雨の鎮魂歌

終わる夏休み
著:沢村鐵 写:比留間和也 幻冬社*1

生徒からの信任篤い生徒会長 一村が殺され、何かを知っているような古舘と路子の二人の様子に、徹也は――北の田舎町を覆う影サスペンス。
中学生の下半身事情を熱苦しく描くサスペンス『純情期』(小川勝己) *2に対して、本作は、中学生の感情のどうしようもないガキっぽさを克明に綴る展開。『密閉教室』(法月綸太郎) *3や『ぼくと、ぼくらの夏』(樋口有介) *4のような大人ぶった諦感はぜんぜんなくて、熱い。
後輩 由夏からの好意を無意識に感じつつも、かつて心を通じあった瞬間があった路子を忘れることができず、古舘と路子の姿を見るとやり場のない感情が迸ってしまう徹也。

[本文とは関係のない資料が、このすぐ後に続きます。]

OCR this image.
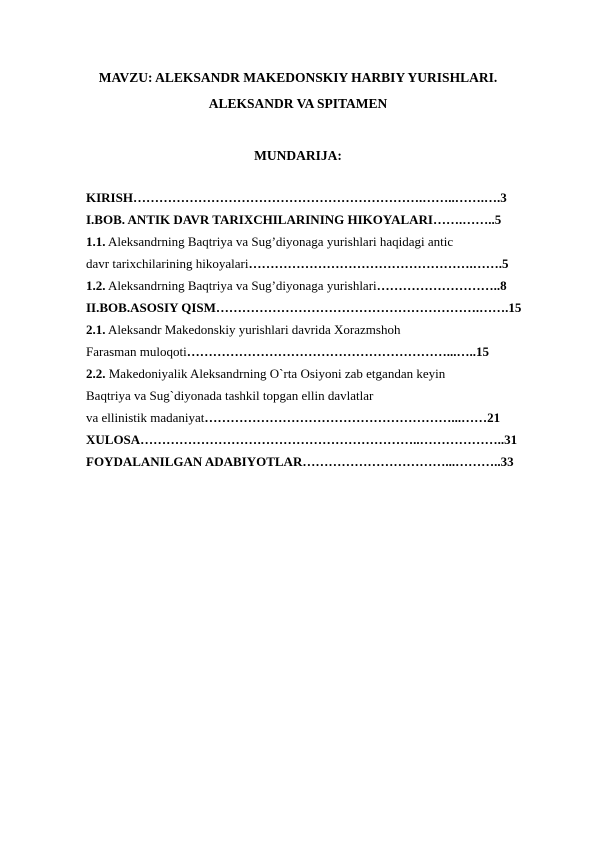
MAVZU: ALEKSANDR MAKEDONSKIY HARBIY YURISHLARI.
ALEKSANDR VA SPITAMEN
MUNDARIJA:
KIRISH………………………………………………………….……..…….….3
I.BOB. ANTIK DAVR TARIXCHILARINING HIKOYALARI…….……..5
1.1. Aleksandrning Baqtriya va Sug’diyonaga yurishlari haqidagi antic
davr tarixchilarining hikoyalari…………………………………………….…….5
1.2. Aleksandrning Baqtriya va Sug’diyonaga yurishlari………………………..8
II.BOB.ASOSIY QISM…………………………………………………….…….15
2.1. Aleksandr Makedonskiy yurishlari davrida Xorazmshoh
Farasman muloqoti……………………………………………………...…..15
2.2. Makedoniyalik Aleksandrning O`rta Osiyoni zab etgandan keyin
Baqtriya va Sug`diyonada tashkil topgan ellin davlatlar
va ellinistik madaniyat…………………………………………………...……21
XULOSA………………………………………………………..………………..31
FOYDALANILGAN ADABIYOTLAR……………………………...………..33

『北里マドンナ』(氷室冴子) *5や『男女7人シリーズ』*6 *7のような密で抜けられない仲間を、中学生にして持ってしまった悲喜劇としかいいようがありません。
ガキっぽい中学生が一生懸命背伸びして大人の言葉で綴った、といった風情の地の文が嬉しい一冊です。